Here $x_{ij} = 1$ iff there is a chocolate placed at $(i,j)$.

Intuitively, $L_{ij}=1$ if there is a chocolate on the left of $(i,j)$. Analogous with $R_{ij}, U_{ij}, D_{ij}$. More rigorously, $L_{ij}=0$ only if there is no chocolate on the left of $(i,j)$. $L_{ij}=1$ indicates that there may be a chocolate on the left of $(i,j)$.

Answer 2

I can get $160$ from the top and left edges plus the lower right corner. We can see by inspection that the pattern is acceptable as no chocolate has more than two neighbors by the problem definition. We can also see that no chocolates can be added without having one with at least three neighbors. I don't have a proof that another pattern will not be better.

Answer 3

The maximum number of chocolates is $160$. Ross Millikan found an optimal configuration, so I will just prove you can do no better.

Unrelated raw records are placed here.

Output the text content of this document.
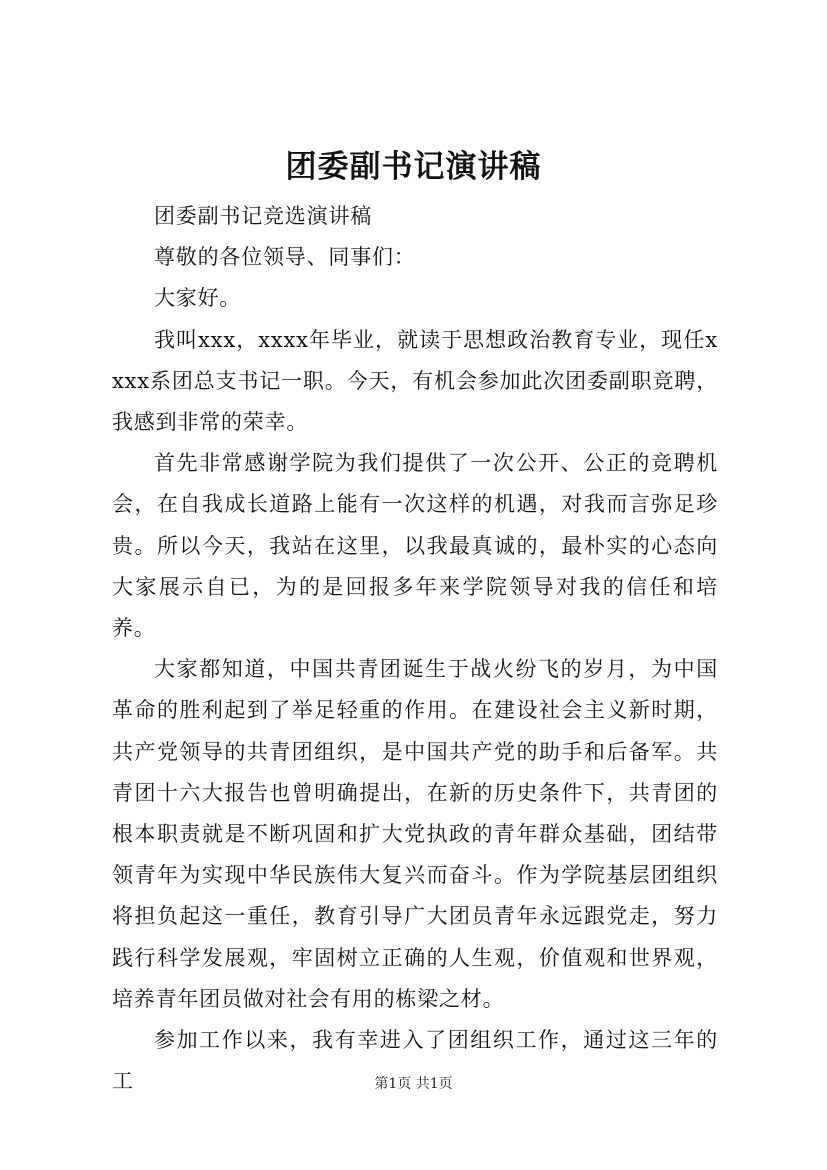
团委副书记演讲稿

团委副书记竞选演讲稿

尊敬的各位领导、同事们：

大家好。

我叫xxx，xxxx年毕业，就读于思想政治教育专业，现任xxxx系团总支书记一职。今天，有机会参加此次团委副职竞聘，我感到非常的荣幸。

首先非常感谢学院为我们提供了一次公开、公正的竞聘机会，在自我成长道路上能有一次这样的机遇，对我而言弥足珍贵。所以今天，我站在这里，以我最真诚的，最朴实的心态向大家展示自已，为的是回报多年来学院领导对我的信任和培养。

大家都知道，中国共青团诞生于战火纷飞的岁月，为中国革命的胜利起到了举足轻重的作用。在建设社会主义新时期，共产党领导的共青团组织，是中国共产党的助手和后备军。共青团十六大报告也曾明确提出，在新的历史条件下，共青团的根本职责就是不断巩固和扩大党执政的青年群众基础，团结带领青年为实现中华民族伟大复兴而奋斗。作为学院基层团组织将担负起这一重任，教育引导广大团员青年永远跟党走，努力践行科学发展观，牢固树立正确的人生观，价值观和世界观，培养青年团员做对社会有用的栋梁之材。

参加工作以来，我有幸进入了团组织工作，通过这三年的工	第1页 共1页
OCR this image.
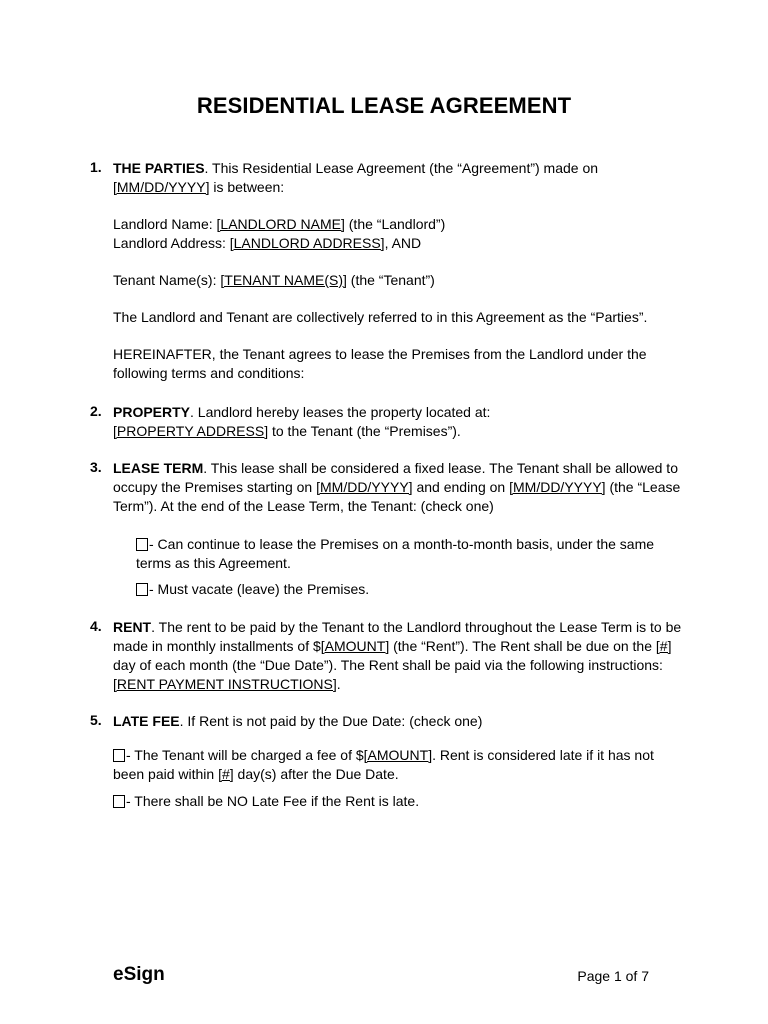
RESIDENTIAL LEASE AGREEMENT
1. THE PARTIES. This Residential Lease Agreement (the “Agreement”) made on
[MM/DD/YYYY] is between:

Landlord Name: [LANDLORD NAME] (the “Landlord”)
Landlord Address: [LANDLORD ADDRESS], AND

Tenant Name(s): [TENANT NAME(S)] (the “Tenant”)

The Landlord and Tenant are collectively referred to in this Agreement as the “Parties”.

HEREINAFTER, the Tenant agrees to lease the Premises from the Landlord under the following terms and conditions:

2. PROPERTY. Landlord hereby leases the property located at:
[PROPERTY ADDRESS] to the Tenant (the “Premises”).

3. LEASE TERM. This lease shall be considered a fixed lease. The Tenant shall be allowed to occupy the Premises starting on [MM/DD/YYYY] and ending on [MM/DD/YYYY] (the “Lease Term”). At the end of the Lease Term, the Tenant: (check one)

- Can continue to lease the Premises on a month-to-month basis, under the same terms as this Agreement.
- Must vacate (leave) the Premises.
4. RENT. The rent to be paid by the Tenant to the Landlord throughout the Lease Term is to be made in monthly installments of $[AMOUNT] (the “Rent”). The Rent shall be due on the [#] day of each month (the “Due Date”). The Rent shall be paid via the following instructions: [RENT PAYMENT INSTRUCTIONS].

5. LATE FEE. If Rent is not paid by the Due Date: (check one)

- The Tenant will be charged a fee of $[AMOUNT]. Rent is considered late if it has not been paid within [#] day(s) after the Due Date.
- There shall be NO Late Fee if the Rent is late.
eSign	Page 1 of 7
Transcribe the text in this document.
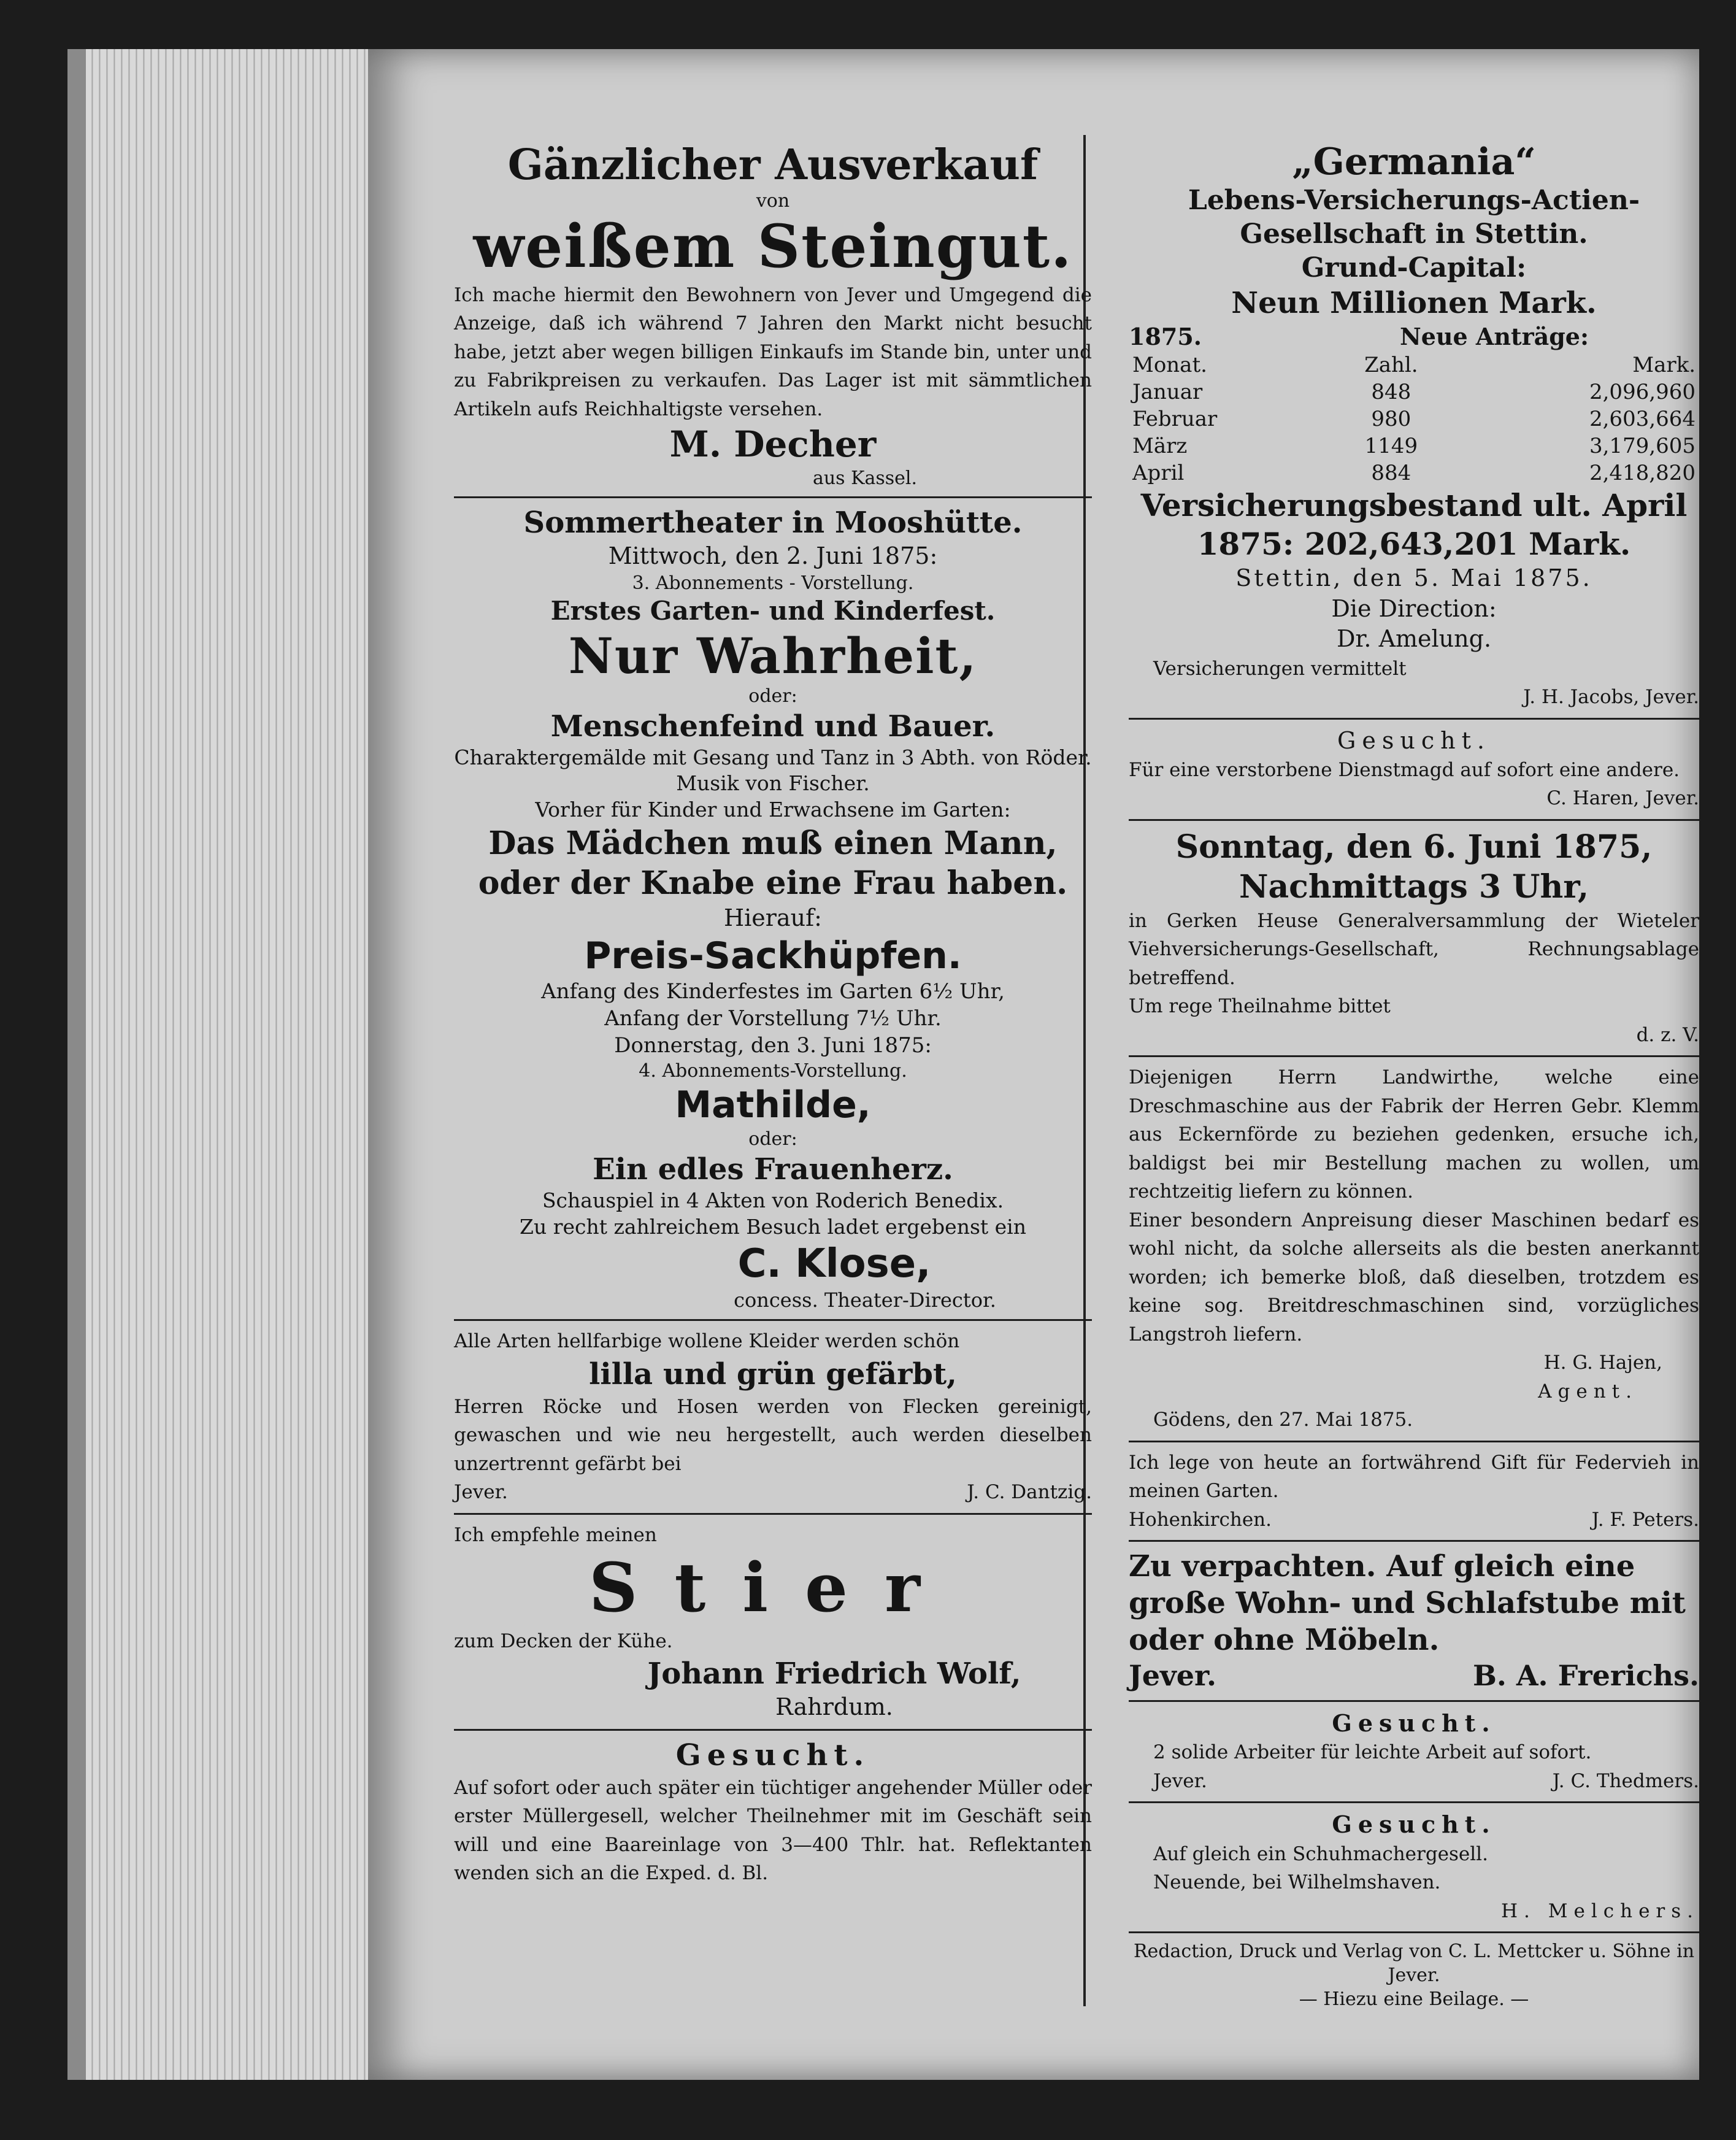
Gänzlicher Ausverkauf

von

weißem Steingut.

Ich mache hiermit den Bewohnern von Jever und Umgegend die Anzeige, daß ich während 7 Jahren den Markt nicht besucht habe, jetzt aber wegen billigen Einkaufs im Stande bin, unter und zu Fabrikpreisen zu verkaufen. Das Lager ist mit sämmtlichen Artikeln aufs Reichhaltigste versehen.

M. Decher

aus Kassel.

Sommertheater in Mooshütte.

Mittwoch, den 2. Juni 1875:

3. Abonnements - Vorstellung.

Erstes Garten- und Kinderfest.

Nur Wahrheit,

oder:

Menschenfeind und Bauer.

Charaktergemälde mit Gesang und Tanz in 3 Abth. von Röder. Musik von Fischer.

Vorher für Kinder und Erwachsene im Garten:

Das Mädchen muß einen Mann, oder der Knabe eine Frau haben.

Hierauf:

Preis-Sackhüpfen.

Anfang des Kinderfestes im Garten 6½ Uhr,

Anfang der Vorstellung 7½ Uhr.

Donnerstag, den 3. Juni 1875:

4. Abonnements-Vorstellung.

Mathilde,

oder:

Ein edles Frauenherz.

Schauspiel in 4 Akten von Roderich Benedix.

Zu recht zahlreichem Besuch ladet ergebenst ein

C. Klose,

concess. Theater-Director.

Alle Arten hellfarbige wollene Kleider werden schön

lilla und grün gefärbt,

Herren Röcke und Hosen werden von Flecken gereinigt, gewaschen und wie neu hergestellt, auch werden dieselben unzertrennt gefärbt bei

Jever.	J. C. Dantzig.

Ich empfehle meinen

Stier

zum Decken der Kühe.

Johann Friedrich Wolf,

Rahrdum.

Gesucht.

Auf sofort oder auch später ein tüchtiger angehender Müller oder erster Müllergesell, welcher Theilnehmer mit im Geschäft sein will und eine Baareinlage von 3—400 Thlr. hat. Reflektanten wenden sich an die Exped. d. Bl.

„Germania“

Lebens-Versicherungs-Actien-Gesellschaft in Stettin.

Grund-Capital:

Neun Millionen Mark.

1875.	Neue Anträge:
Monat.	Zahl.	Mark.
Januar	848	2,096,960
Februar	980	2,603,664
März	1149	3,179,605
April	884	2,418,820

Versicherungsbestand ult. April 1875: 202,643,201 Mark.

Stettin, den 5. Mai 1875.

Die Direction:

Dr. Amelung.

Versicherungen vermittelt

J. H. Jacobs, Jever.

Gesucht.

Für eine verstorbene Dienstmagd auf sofort eine andere.

C. Haren, Jever.

Sonntag, den 6. Juni 1875, Nachmittags 3 Uhr,

in Gerken Heuse Generalversammlung der Wieteler Viehversicherungs-Gesellschaft, Rechnungsablage betreffend.

Um rege Theilnahme bittet

d. z. V.

Diejenigen Herrn Landwirthe, welche eine Dreschmaschine aus der Fabrik der Herren Gebr. Klemm aus Eckernförde zu beziehen gedenken, ersuche ich, baldigst bei mir Bestellung machen zu wollen, um rechtzeitig liefern zu können.

Einer besondern Anpreisung dieser Maschinen bedarf es wohl nicht, da solche allerseits als die besten anerkannt worden; ich bemerke bloß, daß dieselben, trotzdem es keine sog. Breitdreschmaschinen sind, vorzügliches Langstroh liefern.

H. G. Hajen,

Agent.

Gödens, den 27. Mai 1875.

Ich lege von heute an fortwährend Gift für Federvieh in meinen Garten.

Hohenkirchen.	J. F. Peters.

Zu verpachten. Auf gleich eine große Wohn- und Schlafstube mit oder ohne Möbeln.

Jever.	B. A. Frerichs.

Gesucht.

2 solide Arbeiter für leichte Arbeit auf sofort.

Jever.	J. C. Thedmers.

Gesucht.

Auf gleich ein Schuhmachergesell.

Neuende, bei Wilhelmshaven.

H. Melchers.

Redaction, Druck und Verlag von C. L. Mettcker u. Söhne in Jever.

— Hiezu eine Beilage. —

Let $C$ be the set of chocolates, and let $L$ be the set of rows and columns of the grid. I will build an injective function $f:C\to L$, which proves that $|C|\le |L|=160$.

Consider the graph whose vertices are the chocolates, and two chocolates are joined by an edge if they share a row or column with no chocolates in between. Since every chocolate has at most two neighbors, each connected component of this graph is either a path or a cycle. Therefore, each component has a Hamiltonian path. Suppose a particular component has $m$ vertices, and let $v_1,v_2,\dots,v_m$ be a Hamiltonian path for that component. For each $i\in \{1,\dots,m\}$, we determine $f(v_i)$ as follows.

• If $i<m$, and $v_i$ and $v_{i+1}$ share a row, then $f(v_i)$ is the column containing $v_i$.

• If $i<m$, and $v_i$ and $v_{i+1}$ share a column, then $f(v_i)$ is the row containing $v_i$.

• When $i=m\dots$

  • If the connected component is a cycle, then determine $f(v_m)$ using the rules above, where $v_{i+1}$ refers to $v_1$.

  • If the component is a path, then $f(v_m)$ is the row containing $v_m$.

You can then prove that $f$ is injective.